Hayat Hastanesi ve Zeybek Tıp Merkezi Kurucusu, Yönetim Kurulu Başkanı Dr. Merih Şan, EXPO 2020'yi İzmir'e getirecek çalışmalarda kavga yerine işbirliği yapılması gerektiğini dile getirdi. Dr Şan, bu konuda, son zamanlarda İzmir Valisi Mustafa Toprak ile İzmir Büyükşehir Belediye Başkanı Aziz Kocaoğlu arasında basında yer alan tartışmaların gereksiz olduğunu söyledi, "Bu yarışta kavga niye? EXPO yolunda yapılacak en son şey kavgadır. İzmir'i yönetenler, bu konuda mutlaka güçbirliği ve dayanışma içinde olmalıdır. Aksi takdirde bunun hesabını İzmirli sorar" dedi. İzmir'in bu anlamda farklı ve ileriyi düşünen bir yapıya sahip olduğunu söyleyen Dr. Şan, sözlerini şöyle sürdürdü: "Başta Sayın Valimiz ve Sayın Büyükşehir Belediye Başkanımız, EXPO yolunda İzmirli sağlık kuruluşlarını bir araya getirip sağlıkta bölgenin gücünü ve Avrupa'ya yönelik hizmetlerini iyi anlatmalılar.
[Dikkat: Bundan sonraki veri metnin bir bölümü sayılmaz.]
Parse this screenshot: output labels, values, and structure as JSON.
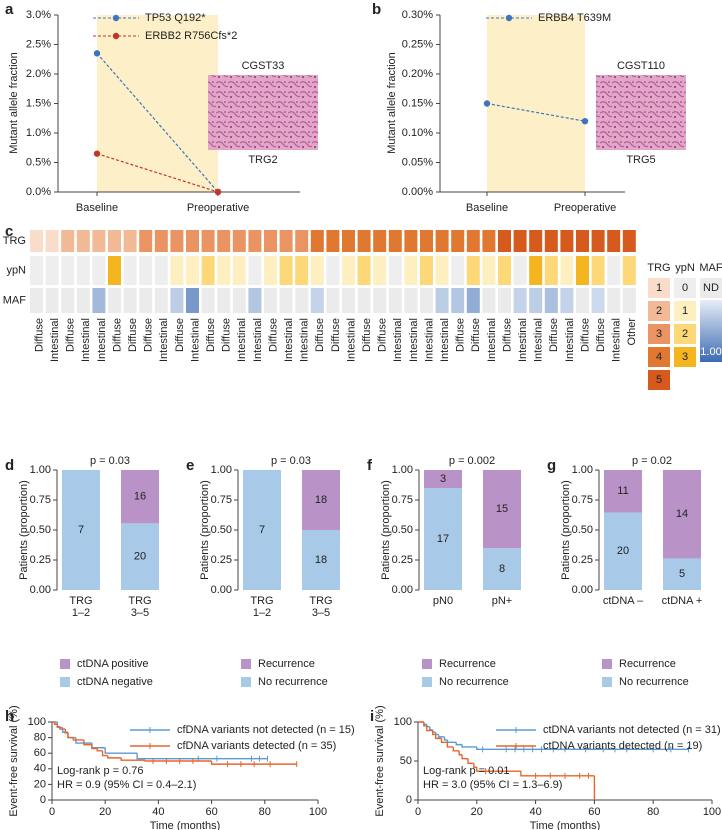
{
  "chart_data": [
    {
      "panel": "a",
      "type": "line",
      "ylabel": "Mutant allele fraction",
      "categories": [
        "Baseline",
        "Preoperative"
      ],
      "series": [
        {
          "name": "TP53 Q192*",
          "color": "#3d74c0",
          "values": [
            2.35,
            0
          ]
        },
        {
          "name": "ERBB2 R756Cfs*2",
          "color": "#c4352b",
          "values": [
            0.65,
            0
          ]
        }
      ],
      "ylim": [
        0,
        3
      ],
      "yticks": [
        {
          "value": 0,
          "label": "0.0%"
        },
        {
          "value": 0.5,
          "label": "0.5%"
        },
        {
          "value": 1,
          "label": "1.0%"
        },
        {
          "value": 1.5,
          "label": "1.5%"
        },
        {
          "value": 2,
          "label": "2.0%"
        },
        {
          "value": 2.5,
          "label": "2.5%"
        },
        {
          "value": 3,
          "label": "3.0%"
        }
      ],
      "band_color": "#fdf0c8",
      "image_title": "CGST33",
      "image_caption": "TRG2"
    },
    {
      "panel": "b",
      "type": "line",
      "ylabel": "Mutant allele fraction",
      "categories": [
        "Baseline",
        "Preoperative"
      ],
      "series": [
        {
          "name": "ERBB4 T639M",
          "color": "#3d74c0",
          "values": [
            0.15,
            0.12
          ]
        }
      ],
      "ylim": [
        0,
        0.3
      ],
      "yticks": [
        {
          "value": 0,
          "label": "0.00%"
        },
        {
          "value": 0.05,
          "label": "0.05%"
        },
        {
          "value": 0.1,
          "label": "0.10%"
        },
        {
          "value": 0.15,
          "label": "0.15%"
        },
        {
          "value": 0.2,
          "label": "0.20%"
        },
        {
          "value": 0.25,
          "label": "0.25%"
        },
        {
          "value": 0.3,
          "label": "0.30%"
        }
      ],
      "band_color": "#fdf0c8",
      "image_title": "CGST110",
      "image_caption": "TRG5"
    },
    {
      "panel": "c",
      "type": "heatmap",
      "rows": [
        "TRG",
        "ypN",
        "MAF"
      ],
      "categories": [
        "Diffuse",
        "Intestinal",
        "Diffuse",
        "Intestinal",
        "Intestinal",
        "Diffuse",
        "Diffuse",
        "Diffuse",
        "Intestinal",
        "Diffuse",
        "Intestinal",
        "Diffuse",
        "Diffuse",
        "Intestinal",
        "Intestinal",
        "Diffuse",
        "Intestinal",
        "Intestinal",
        "Diffuse",
        "Diffuse",
        "Intestinal",
        "Diffuse",
        "Diffuse",
        "Intestinal",
        "Intestinal",
        "Intestinal",
        "Intestinal",
        "Diffuse",
        "Diffuse",
        "Intestinal",
        "Diffuse",
        "Intestinal",
        "Intestinal",
        "Diffuse",
        "Intestinal",
        "Diffuse",
        "Diffuse",
        "Intestinal",
        "Other"
      ],
      "values": [
        [
          1,
          1,
          2,
          2,
          2,
          2,
          2,
          3,
          3,
          3,
          3,
          3,
          3,
          3,
          3,
          3,
          3,
          3,
          4,
          4,
          4,
          4,
          4,
          4,
          4,
          4,
          4,
          4,
          4,
          4,
          5,
          5,
          5,
          5,
          5,
          5,
          5,
          5,
          5
        ],
        [
          0,
          0,
          0,
          0,
          0,
          3,
          0,
          0,
          0,
          1,
          1,
          2,
          1,
          1,
          0,
          1,
          2,
          2,
          1,
          0,
          1,
          2,
          1,
          0,
          1,
          2,
          1,
          0,
          2,
          1,
          2,
          0,
          3,
          2,
          1,
          3,
          2,
          0,
          2
        ],
        [
          null,
          null,
          null,
          null,
          0.4,
          null,
          null,
          null,
          null,
          0.25,
          0.65,
          null,
          null,
          null,
          0.3,
          null,
          null,
          null,
          0.2,
          null,
          null,
          null,
          null,
          null,
          null,
          null,
          0.25,
          0.3,
          0.5,
          null,
          null,
          0.2,
          0.25,
          0.35,
          0.2,
          null,
          0.15,
          null,
          null
        ]
      ],
      "trg_levels": [
        1,
        2,
        3,
        4,
        5
      ],
      "trg_colors": [
        "#fadccb",
        "#f2b996",
        "#e99462",
        "#e17832",
        "#d65a1e"
      ],
      "ypn_levels": [
        0,
        1,
        2,
        3
      ],
      "ypn_colors": [
        "#eeeeee",
        "#fdefbf",
        "#fcd878",
        "#f5b51f"
      ],
      "maf_na": "ND",
      "maf_na_color": "#ebebeb",
      "maf_low_color": "#e6edf7",
      "maf_high_color": "#3c6bb2",
      "maf_max": {
        "value": 1,
        "label": "1.00"
      }
    },
    {
      "panel": "d",
      "type": "stacked_percent",
      "ylabel": "Patients (proportion)",
      "p_value": "p = 0.03",
      "categories": [
        [
          "TRG",
          "1–2"
        ],
        [
          "TRG",
          "3–5"
        ]
      ],
      "series": [
        {
          "name": "ctDNA negative",
          "color": "#a9c9e8",
          "values": [
            7,
            20
          ]
        },
        {
          "name": "ctDNA positive",
          "color": "#b993c8",
          "values": [
            0,
            16
          ]
        }
      ],
      "ylim": [
        0,
        1
      ],
      "yticks": [
        {
          "value": 0,
          "label": "0.00"
        },
        {
          "value": 0.25,
          "label": "0.25"
        },
        {
          "value": 0.5,
          "label": "0.50"
        },
        {
          "value": 0.75,
          "label": "0.75"
        },
        {
          "value": 1,
          "label": "1.00"
        }
      ]
    },
    {
      "panel": "e",
      "type": "stacked_percent",
      "ylabel": "Patients (proportion)",
      "p_value": "p = 0.03",
      "categories": [
        [
          "TRG",
          "1–2"
        ],
        [
          "TRG",
          "3–5"
        ]
      ],
      "series": [
        {
          "name": "No recurrence",
          "color": "#a9c9e8",
          "values": [
            7,
            18
          ]
        },
        {
          "name": "Recurrence",
          "color": "#b993c8",
          "values": [
            0,
            18
          ]
        }
      ],
      "ylim": [
        0,
        1
      ],
      "yticks": [
        {
          "value": 0,
          "label": "0.00"
        },
        {
          "value": 0.25,
          "label": "0.25"
        },
        {
          "value": 0.5,
          "label": "0.50"
        },
        {
          "value": 0.75,
          "label": "0.75"
        },
        {
          "value": 1,
          "label": "1.00"
        }
      ]
    },
    {
      "panel": "f",
      "type": "stacked_percent",
      "ylabel": "Patients (proportion)",
      "p_value": "p = 0.002",
      "categories": [
        [
          "pN0"
        ],
        [
          "pN+"
        ]
      ],
      "series": [
        {
          "name": "No recurrence",
          "color": "#a9c9e8",
          "values": [
            17,
            8
          ]
        },
        {
          "name": "Recurrence",
          "color": "#b993c8",
          "values": [
            3,
            15
          ]
        }
      ],
      "ylim": [
        0,
        1
      ],
      "yticks": [
        {
          "value": 0,
          "label": "0.00"
        },
        {
          "value": 0.25,
          "label": "0.25"
        },
        {
          "value": 0.5,
          "label": "0.50"
        },
        {
          "value": 0.75,
          "label": "0.75"
        },
        {
          "value": 1,
          "label": "1.00"
        }
      ]
    },
    {
      "panel": "g",
      "type": "stacked_percent",
      "ylabel": "Patients (proportion)",
      "p_value": "p = 0.02",
      "categories": [
        [
          "ctDNA –"
        ],
        [
          "ctDNA +"
        ]
      ],
      "series": [
        {
          "name": "No recurrence",
          "color": "#a9c9e8",
          "values": [
            20,
            5
          ]
        },
        {
          "name": "Recurrence",
          "color": "#b993c8",
          "values": [
            11,
            14
          ]
        }
      ],
      "ylim": [
        0,
        1
      ],
      "yticks": [
        {
          "value": 0,
          "label": "0.00"
        },
        {
          "value": 0.25,
          "label": "0.25"
        },
        {
          "value": 0.5,
          "label": "0.50"
        },
        {
          "value": 0.75,
          "label": "0.75"
        },
        {
          "value": 1,
          "label": "1.00"
        }
      ]
    },
    {
      "panel": "h",
      "type": "survival",
      "ylabel": "Event-free survival (%)",
      "xlabel": "Time (months)",
      "annotations": [
        "Log-rank p = 0.76",
        "HR = 0.9 (95% CI = 0.4–2.1)"
      ],
      "series": [
        {
          "name": "cfDNA variants not detected (n = 15)",
          "color": "#5b9bd5",
          "x": [
            0,
            2,
            4,
            6,
            9,
            15,
            20,
            32,
            81
          ],
          "values": [
            100,
            93,
            87,
            80,
            73,
            67,
            60,
            53,
            53
          ],
          "censor_x": [
            55,
            62,
            75,
            78,
            81
          ],
          "censor_values": [
            53,
            53,
            53,
            53,
            53
          ]
        },
        {
          "name": "cfDNA variants detected (n = 35)",
          "color": "#e8662a",
          "x": [
            0,
            1,
            2,
            3,
            5,
            6,
            8,
            12,
            15,
            17,
            19,
            21,
            26,
            35,
            60,
            92
          ],
          "values": [
            100,
            97,
            94,
            91,
            86,
            80,
            77,
            71,
            66,
            63,
            57,
            54,
            51,
            50,
            46,
            46
          ],
          "censor_x": [
            38,
            43,
            48,
            53,
            66,
            71,
            76,
            82,
            92
          ],
          "censor_values": [
            50,
            50,
            50,
            50,
            46,
            46,
            46,
            46,
            46
          ]
        }
      ],
      "xlim": [
        0,
        100
      ],
      "xticks": [
        0,
        20,
        40,
        60,
        80,
        100
      ],
      "ylim": [
        0,
        100
      ],
      "yticks": [
        0,
        20,
        40,
        60,
        80,
        100
      ]
    },
    {
      "panel": "i",
      "type": "survival",
      "ylabel": "Event-free survival (%)",
      "xlabel": "Time (months)",
      "annotations": [
        "Log-rank p = 0.01",
        "HR = 3.0 (95% CI = 1.3–6.9)"
      ],
      "series": [
        {
          "name": "ctDNA variants not detected (n = 31)",
          "color": "#5b9bd5",
          "x": [
            0,
            2,
            3,
            4,
            5,
            6,
            7,
            9,
            10,
            13,
            15,
            20,
            92
          ],
          "values": [
            100,
            97,
            94,
            90,
            87,
            84,
            81,
            77,
            74,
            71,
            68,
            65,
            65
          ],
          "censor_x": [
            22,
            30,
            33,
            36,
            39,
            42,
            46,
            50,
            57,
            63,
            67,
            71,
            80,
            86,
            92
          ],
          "censor_values": [
            65,
            65,
            65,
            65,
            65,
            65,
            65,
            65,
            65,
            65,
            65,
            65,
            65,
            65,
            65
          ]
        },
        {
          "name": "ctDNA variants detected (n = 19)",
          "color": "#e8662a",
          "x": [
            0,
            2,
            3,
            5,
            6,
            8,
            10,
            12,
            14,
            15,
            17,
            19,
            20,
            35,
            60
          ],
          "values": [
            100,
            95,
            89,
            84,
            79,
            74,
            68,
            63,
            58,
            53,
            47,
            42,
            37,
            31,
            0
          ],
          "censor_x": [
            23,
            40,
            45,
            50,
            55,
            58
          ],
          "censor_values": [
            37,
            31,
            31,
            31,
            31,
            31
          ]
        }
      ],
      "xlim": [
        0,
        100
      ],
      "xticks": [
        0,
        20,
        40,
        60,
        80,
        100
      ],
      "ylim": [
        0,
        100
      ],
      "yticks": [
        0,
        50,
        100
      ]
    }
  ]
}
Sağlık turizmi alanında, İzmirli sağlık kuruluşlarının Avrupalı doktorlarla yaptıkları çalışmalar BIE delegelerine anlatılmalı. Avrupa başta olmak üzere, dünya insanının İzmir'den hangi sağlık hizmetlerini aldığını, Türk doktorlarının başarıları anlatılmalı. Dünya basınına bu konuda tanıtımlar yapılmalı, bilgiler verilmeli. Zaman kavga ve suçlu arama zamanı değil, güçleri birleştirip dünyaya İzmir'i tanıtma zamanıdır. Aksi takdirde bunun bedeli ağır olur. Belki 2020'de bugünkü yöneticiler bulundukları makamlarda olmayabilir, fakat İzmir ve gelecek nesil bugünü sorgular."
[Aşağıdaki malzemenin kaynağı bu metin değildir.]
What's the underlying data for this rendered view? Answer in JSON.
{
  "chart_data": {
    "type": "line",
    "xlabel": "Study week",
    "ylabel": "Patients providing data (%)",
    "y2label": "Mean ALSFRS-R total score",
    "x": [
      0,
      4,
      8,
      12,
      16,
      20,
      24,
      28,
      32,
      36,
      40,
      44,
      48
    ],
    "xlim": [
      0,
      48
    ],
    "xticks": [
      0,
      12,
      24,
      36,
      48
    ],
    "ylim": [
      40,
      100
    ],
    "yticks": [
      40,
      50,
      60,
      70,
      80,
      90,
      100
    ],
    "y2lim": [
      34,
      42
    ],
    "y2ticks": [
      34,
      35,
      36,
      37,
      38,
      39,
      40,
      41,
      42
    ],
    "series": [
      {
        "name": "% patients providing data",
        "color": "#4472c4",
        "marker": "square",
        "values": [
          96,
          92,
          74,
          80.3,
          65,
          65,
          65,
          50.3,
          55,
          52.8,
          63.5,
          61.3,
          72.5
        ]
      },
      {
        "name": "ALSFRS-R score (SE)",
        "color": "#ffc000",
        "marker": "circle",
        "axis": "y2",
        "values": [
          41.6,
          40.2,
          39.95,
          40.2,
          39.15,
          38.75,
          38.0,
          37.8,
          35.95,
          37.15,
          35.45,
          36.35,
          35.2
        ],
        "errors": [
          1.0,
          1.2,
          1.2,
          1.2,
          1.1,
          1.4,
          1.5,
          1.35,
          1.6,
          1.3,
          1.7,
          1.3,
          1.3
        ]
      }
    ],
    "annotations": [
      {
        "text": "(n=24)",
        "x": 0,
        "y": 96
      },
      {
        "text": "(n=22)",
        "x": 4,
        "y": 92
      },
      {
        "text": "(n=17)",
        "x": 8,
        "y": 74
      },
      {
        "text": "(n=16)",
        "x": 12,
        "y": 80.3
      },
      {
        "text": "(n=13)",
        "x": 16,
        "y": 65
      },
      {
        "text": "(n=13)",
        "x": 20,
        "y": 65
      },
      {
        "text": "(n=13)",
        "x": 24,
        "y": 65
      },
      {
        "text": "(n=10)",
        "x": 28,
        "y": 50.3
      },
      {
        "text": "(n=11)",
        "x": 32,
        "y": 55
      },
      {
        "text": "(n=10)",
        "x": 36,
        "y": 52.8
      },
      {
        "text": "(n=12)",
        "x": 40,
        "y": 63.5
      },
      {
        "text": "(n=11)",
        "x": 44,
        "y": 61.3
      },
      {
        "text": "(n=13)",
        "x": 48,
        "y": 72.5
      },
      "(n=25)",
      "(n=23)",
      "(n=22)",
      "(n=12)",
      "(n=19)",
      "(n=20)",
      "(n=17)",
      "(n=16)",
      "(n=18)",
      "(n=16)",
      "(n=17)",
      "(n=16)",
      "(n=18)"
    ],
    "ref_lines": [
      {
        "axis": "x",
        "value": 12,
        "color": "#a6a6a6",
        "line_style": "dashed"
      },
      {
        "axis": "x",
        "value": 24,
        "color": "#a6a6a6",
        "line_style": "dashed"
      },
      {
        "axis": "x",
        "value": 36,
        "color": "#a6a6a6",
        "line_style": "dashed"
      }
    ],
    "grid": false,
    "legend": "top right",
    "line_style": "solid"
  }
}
DR. ŞAN'DAN ÇAĞRI VAR: KATKI PAYINI KALDIRALIM
Hayat Hastanesi, Gazikent Tıp Merkezi ve Zeybek Tıp Merkezi'nin Kurucusu ve Yönetim Kurulu Başkanı Dr. Merih Şan, meslektaşlarına ve özel sağlık kuruluşu yöneticilerine çağrıda bulundu, "Katkı payı adı altında alınan ve Sosyal Güvenlik Kurumu'nun son değişikliğiyle oranı yüzde 200'e yükseltilen fark ücretini hastalardan almayalım" dedi. Dr. Şan açıklamasında şu görüşlere yer verdi: "Özel sağlık kuruluşlarının birçoğu katkı payı düzenlemesini tam olarak uygulamıyor. Dernek olarak toplu olarak alacağımız bir kararla, katkı payını makul bir seviyede tutabilir veya tamamen kaldırabiliriz. Yüzde 200'lük katkı payı hastaların tekrar devlet hastanelerine yönelmesine yol açacaktır. Bu da özel sağlık kuruluşlarının en önemli gelir kalemi olan SGK mensubu hastaların sayısını azaltacaktır. Geçmişte ve günümüzde özel sağlık kuruluşları katkı payını ya hiç almadılar ya da indirimli olarak aldılar. Hastalardan tahsil edilen bu ücretlerde orantısızlık yaratan bu uygulama, genel anlamda sağlık kuruluşlarının yapısına ve ahlaki tutumuna ters düşer."